The 15th iteration of the bilateral exercise known as “Iron Fist" kicks off on Friday and and involves a Japan Ground Self-Defense Forces’ 2nd Amphibious Rapid Deployment Regiment Amphibious Rapid Deployment Brigade, which is sending about 330 personnel for the exercise.
Joint training on amphibious operations comes as the Trump administration considers military options for Kim Jong Un.
The brigade is charged with protecting southern islands of Japan that do not have established units on site. For that it needs to move and displace in amphibious terrain quickly.
Participating Marine units include elements of: 15th Marine Expeditionary Unit; 1st Battalion, 11th Marine Regiment; 5th Battalion, 11th Marine Regiment; Combat Logistics Battalion 15; 3rd Marine Aircraft Wing; 3rd Assault Amphibian Battalion; 1st Air Naval Gunfire Liaison Company (ANGLICO); 1st Reconnaissance Battalion; amphibious transport dock ship Portland (LPD-27) and dock landing ship Pearl Harbor (LSD-52), Amphibious Squadron 5, 1st Lt.

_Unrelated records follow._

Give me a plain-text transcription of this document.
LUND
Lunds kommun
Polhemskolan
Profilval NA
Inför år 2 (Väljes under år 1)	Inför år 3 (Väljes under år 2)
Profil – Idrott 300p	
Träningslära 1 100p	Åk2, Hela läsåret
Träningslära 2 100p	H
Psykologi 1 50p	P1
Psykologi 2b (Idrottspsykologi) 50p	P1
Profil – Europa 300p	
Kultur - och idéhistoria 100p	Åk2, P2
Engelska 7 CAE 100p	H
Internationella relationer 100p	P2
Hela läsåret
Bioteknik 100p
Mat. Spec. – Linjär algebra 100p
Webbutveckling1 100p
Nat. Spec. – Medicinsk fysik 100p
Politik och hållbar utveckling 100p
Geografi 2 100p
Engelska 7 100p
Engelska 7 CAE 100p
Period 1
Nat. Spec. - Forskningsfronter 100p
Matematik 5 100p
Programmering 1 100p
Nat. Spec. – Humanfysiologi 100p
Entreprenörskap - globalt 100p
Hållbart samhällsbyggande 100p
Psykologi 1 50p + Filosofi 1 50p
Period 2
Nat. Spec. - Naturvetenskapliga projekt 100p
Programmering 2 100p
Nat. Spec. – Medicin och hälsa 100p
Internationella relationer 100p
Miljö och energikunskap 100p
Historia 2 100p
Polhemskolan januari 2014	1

Pedro Caballero, 15th MEU spokesman, wrote in an email to Marine Corps Times.
“We won’t publicly name any country, but the fact is that the Chinese navy has frequently made incursions into the Pacific Ocean by passing through the Miyako Strait,” a Japanese defense official told Japan Times in April. “They’ve become increasingly active (in the Pacific) over the past five years.”
Japanese officials have spoken publicly about Chinese military aircraft, submarines and warships making deeper excursions in the Western Pacific Ocean, specifically crossing waters between Okinawa, Japan, and Miyako Island in both 2017 and 2018, according to Japan Times.
The Miyako Strait is considered a strategic choke point that experts say the Chinese navy must travel to be considered a true blue water navy in the Pacific and move beyond coastal maneuvers.
In mid-2019, reports from Japan Times also referenced a three-month deployment of the Izumo helicopter carrier ― one of the two largest vessels in the Japanese fleet. That carrier was slated to traverse areas of both the South China Sea and Indian Ocean.
Though the Izumo-class vessels were built to launch helicopters, in 2018 the Japanese government announced plans to convert some of those helicopter carriers to make them capable of launching F-35B stealth fighters.
The year 2019 was the first time Japan brought its own assault amphibious vehicles to the U.S. for the exercise, according to Marine Corps statements.
“The development brought about by [Japan’s] own assault amphibious vehicles significantly increases [their] ability to employ amphibious combat power and keep the people of Japan safe from our adversaries,” said the then-commander of 1st Marine Division, Maj. Gen. Robert F. Castellvi.